# Hello from Canada!



## Chevaux (Jun 27, 2012)

Hi Yissy. Welcome to the forum - love your mare.


----------



## WSArabians (Apr 14, 2008)

Welcome!
Your mare is absolutely gorgeous!


----------



## Falcor74 (May 28, 2013)

Welcome!!! She's so pretty, and looks like she was posing!


----------



## HorseLovinLady (Jul 18, 2011)

Welcome!! Pretty mare!


----------



## waresbear (Jun 18, 2011)

Very pretty mare, & Welcome fellow Canuck, atbeit an Easterner!


----------



## Country Woman (Dec 14, 2011)

Welcome Yissy 
like Clydesdales as well 

good luck with your horse 
and have fun


----------



## my2geldings (Feb 18, 2008)

Your mare is absolutely gorgeous!

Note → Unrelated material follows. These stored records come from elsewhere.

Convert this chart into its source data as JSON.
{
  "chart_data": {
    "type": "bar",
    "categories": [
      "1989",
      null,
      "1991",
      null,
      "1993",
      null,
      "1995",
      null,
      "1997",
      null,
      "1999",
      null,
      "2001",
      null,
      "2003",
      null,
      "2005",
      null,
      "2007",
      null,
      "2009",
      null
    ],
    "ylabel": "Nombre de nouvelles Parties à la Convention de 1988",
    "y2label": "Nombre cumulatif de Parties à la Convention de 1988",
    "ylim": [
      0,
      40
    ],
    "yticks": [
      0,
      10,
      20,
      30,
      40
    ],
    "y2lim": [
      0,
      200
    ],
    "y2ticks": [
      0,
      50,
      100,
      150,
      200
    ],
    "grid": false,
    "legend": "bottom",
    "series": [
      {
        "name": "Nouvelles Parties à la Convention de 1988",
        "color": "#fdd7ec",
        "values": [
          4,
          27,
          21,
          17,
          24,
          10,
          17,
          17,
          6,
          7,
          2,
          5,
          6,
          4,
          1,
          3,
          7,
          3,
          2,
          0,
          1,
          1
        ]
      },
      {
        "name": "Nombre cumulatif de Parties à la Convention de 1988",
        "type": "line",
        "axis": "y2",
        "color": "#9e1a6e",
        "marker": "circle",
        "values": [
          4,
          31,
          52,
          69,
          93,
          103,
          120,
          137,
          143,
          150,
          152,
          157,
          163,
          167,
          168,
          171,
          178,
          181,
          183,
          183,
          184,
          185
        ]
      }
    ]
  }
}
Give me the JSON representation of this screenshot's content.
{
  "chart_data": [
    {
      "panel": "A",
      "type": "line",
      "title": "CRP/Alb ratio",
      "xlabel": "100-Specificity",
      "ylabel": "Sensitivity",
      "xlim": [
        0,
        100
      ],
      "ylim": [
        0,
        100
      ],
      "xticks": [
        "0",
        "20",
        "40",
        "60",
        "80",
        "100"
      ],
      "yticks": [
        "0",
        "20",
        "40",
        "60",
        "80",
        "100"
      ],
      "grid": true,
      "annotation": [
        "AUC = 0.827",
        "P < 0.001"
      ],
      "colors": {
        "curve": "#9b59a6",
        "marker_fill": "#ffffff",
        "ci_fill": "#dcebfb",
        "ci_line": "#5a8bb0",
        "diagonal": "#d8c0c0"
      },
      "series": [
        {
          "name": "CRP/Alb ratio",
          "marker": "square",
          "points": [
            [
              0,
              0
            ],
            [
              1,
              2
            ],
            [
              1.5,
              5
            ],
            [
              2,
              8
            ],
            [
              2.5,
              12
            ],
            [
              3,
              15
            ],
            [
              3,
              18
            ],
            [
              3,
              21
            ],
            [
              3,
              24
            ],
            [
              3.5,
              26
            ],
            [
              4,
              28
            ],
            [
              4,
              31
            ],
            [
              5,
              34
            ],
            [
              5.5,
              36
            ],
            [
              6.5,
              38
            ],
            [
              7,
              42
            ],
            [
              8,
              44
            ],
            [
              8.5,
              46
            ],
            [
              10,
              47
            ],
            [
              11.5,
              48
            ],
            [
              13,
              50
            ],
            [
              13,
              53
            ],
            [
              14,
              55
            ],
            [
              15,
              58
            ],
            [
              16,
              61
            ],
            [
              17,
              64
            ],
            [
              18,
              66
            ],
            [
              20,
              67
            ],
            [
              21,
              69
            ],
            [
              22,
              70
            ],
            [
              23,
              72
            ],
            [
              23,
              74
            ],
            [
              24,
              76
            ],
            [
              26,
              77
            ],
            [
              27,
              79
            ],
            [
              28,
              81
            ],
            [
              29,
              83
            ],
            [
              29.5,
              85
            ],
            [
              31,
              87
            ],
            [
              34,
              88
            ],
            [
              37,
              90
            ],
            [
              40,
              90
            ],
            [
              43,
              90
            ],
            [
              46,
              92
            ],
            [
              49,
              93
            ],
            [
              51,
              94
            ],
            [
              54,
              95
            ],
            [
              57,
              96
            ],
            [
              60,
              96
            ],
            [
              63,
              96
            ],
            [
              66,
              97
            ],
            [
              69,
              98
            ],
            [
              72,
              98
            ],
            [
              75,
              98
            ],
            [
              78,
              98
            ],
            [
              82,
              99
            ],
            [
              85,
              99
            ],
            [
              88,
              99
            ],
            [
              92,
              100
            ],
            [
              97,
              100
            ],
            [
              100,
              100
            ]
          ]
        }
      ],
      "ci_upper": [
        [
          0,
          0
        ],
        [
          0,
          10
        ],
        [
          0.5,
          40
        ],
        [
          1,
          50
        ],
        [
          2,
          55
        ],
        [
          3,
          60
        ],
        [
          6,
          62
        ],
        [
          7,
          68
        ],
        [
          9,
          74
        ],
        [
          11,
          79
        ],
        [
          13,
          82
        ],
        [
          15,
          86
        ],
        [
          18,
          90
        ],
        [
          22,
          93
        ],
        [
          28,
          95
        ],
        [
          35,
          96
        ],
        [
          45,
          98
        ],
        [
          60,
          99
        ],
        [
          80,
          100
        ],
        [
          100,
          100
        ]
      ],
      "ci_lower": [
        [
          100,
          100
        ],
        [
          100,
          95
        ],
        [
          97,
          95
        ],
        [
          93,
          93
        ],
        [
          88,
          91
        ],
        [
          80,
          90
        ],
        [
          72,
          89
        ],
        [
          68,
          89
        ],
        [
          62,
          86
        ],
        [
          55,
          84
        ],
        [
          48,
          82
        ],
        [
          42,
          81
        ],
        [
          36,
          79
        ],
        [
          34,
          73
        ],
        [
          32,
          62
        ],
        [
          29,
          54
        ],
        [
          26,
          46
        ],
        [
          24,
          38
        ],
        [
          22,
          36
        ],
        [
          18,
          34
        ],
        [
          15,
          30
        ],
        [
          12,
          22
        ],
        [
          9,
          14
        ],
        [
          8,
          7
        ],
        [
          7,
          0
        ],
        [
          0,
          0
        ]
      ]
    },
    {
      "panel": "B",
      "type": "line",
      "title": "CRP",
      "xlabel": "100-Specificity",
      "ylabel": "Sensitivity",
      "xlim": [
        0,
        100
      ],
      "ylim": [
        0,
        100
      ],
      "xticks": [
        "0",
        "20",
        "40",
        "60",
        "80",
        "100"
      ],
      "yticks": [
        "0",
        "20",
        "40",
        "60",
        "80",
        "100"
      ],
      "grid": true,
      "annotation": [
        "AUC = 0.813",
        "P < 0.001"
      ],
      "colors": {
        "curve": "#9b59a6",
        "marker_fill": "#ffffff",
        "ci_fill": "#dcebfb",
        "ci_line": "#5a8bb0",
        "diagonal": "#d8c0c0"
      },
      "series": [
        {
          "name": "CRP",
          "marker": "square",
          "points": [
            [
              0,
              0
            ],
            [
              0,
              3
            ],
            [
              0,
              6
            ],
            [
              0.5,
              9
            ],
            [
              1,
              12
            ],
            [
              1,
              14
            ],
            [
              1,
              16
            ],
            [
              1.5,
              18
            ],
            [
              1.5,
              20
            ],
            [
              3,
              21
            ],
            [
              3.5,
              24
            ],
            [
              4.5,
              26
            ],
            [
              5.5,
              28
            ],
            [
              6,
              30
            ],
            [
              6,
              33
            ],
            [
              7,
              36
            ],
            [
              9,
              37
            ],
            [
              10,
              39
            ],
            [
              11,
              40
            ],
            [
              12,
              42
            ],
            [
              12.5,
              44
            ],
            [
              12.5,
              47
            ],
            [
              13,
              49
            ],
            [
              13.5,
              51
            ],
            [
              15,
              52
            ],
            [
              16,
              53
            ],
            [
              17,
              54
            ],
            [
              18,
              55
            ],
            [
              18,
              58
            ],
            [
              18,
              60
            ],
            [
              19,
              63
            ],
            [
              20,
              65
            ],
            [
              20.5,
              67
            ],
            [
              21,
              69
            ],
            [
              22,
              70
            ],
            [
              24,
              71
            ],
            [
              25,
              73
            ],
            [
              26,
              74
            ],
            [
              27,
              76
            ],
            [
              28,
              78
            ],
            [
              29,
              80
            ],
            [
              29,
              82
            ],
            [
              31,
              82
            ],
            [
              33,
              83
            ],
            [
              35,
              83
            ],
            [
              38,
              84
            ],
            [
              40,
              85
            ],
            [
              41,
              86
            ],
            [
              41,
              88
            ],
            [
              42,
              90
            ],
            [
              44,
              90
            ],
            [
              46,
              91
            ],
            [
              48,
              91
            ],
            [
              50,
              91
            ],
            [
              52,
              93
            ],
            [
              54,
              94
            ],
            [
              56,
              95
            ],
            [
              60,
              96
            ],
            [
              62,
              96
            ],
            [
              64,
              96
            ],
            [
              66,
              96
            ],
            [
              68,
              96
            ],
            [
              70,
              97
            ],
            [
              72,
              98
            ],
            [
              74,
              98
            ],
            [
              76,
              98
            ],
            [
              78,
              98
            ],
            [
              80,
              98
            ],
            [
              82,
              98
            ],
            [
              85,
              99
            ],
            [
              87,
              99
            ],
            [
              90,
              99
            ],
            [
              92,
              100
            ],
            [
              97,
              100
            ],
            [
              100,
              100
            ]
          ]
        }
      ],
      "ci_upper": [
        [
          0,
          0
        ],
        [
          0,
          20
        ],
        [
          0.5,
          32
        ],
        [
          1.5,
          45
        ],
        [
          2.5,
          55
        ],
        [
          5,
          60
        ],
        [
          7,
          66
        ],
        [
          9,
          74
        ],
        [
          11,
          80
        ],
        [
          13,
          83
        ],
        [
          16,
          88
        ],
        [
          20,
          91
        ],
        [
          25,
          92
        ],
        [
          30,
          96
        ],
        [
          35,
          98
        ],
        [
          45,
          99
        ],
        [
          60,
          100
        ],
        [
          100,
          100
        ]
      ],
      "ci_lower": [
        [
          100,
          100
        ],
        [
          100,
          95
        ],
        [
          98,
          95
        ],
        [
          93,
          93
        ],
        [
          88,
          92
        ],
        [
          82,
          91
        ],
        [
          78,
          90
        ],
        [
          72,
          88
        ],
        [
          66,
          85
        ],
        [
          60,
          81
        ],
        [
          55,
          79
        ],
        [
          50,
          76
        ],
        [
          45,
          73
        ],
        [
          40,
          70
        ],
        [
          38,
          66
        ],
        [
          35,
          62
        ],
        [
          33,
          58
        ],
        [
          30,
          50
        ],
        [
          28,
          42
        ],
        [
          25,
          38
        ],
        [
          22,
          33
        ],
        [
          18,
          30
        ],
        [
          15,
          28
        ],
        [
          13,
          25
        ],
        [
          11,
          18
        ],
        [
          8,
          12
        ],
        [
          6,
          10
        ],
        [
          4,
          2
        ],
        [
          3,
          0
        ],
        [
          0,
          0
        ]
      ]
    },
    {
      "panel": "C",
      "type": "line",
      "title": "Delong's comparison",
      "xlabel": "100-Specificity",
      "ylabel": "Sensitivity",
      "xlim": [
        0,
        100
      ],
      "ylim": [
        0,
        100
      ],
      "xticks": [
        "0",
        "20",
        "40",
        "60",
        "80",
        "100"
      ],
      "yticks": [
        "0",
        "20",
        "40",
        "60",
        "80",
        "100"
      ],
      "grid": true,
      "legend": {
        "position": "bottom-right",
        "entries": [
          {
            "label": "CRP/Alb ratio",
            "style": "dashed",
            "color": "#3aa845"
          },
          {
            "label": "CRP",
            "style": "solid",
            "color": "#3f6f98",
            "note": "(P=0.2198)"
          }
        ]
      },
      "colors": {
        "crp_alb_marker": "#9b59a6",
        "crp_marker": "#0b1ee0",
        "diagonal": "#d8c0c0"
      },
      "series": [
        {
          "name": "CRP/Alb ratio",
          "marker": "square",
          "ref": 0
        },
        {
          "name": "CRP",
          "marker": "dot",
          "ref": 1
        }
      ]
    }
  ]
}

Welcome to the forum!
_Posted via Mobile Device_


----------



## EdmontonHorseGal (Jun 2, 2013)

welcome from another Canuck 

whereabouts are you in our big beautiful country? gorgeous mare!


----------



## JulieG (Jun 25, 2013)

Welcome! Beautiful horse.


----------



## my2geldings (Feb 18, 2008)

Welcome to the forum


----------



## Yissy (Jul 7, 2013)

Thank you for all the welcome messages!! I'm from Southwestern Ontario.


----------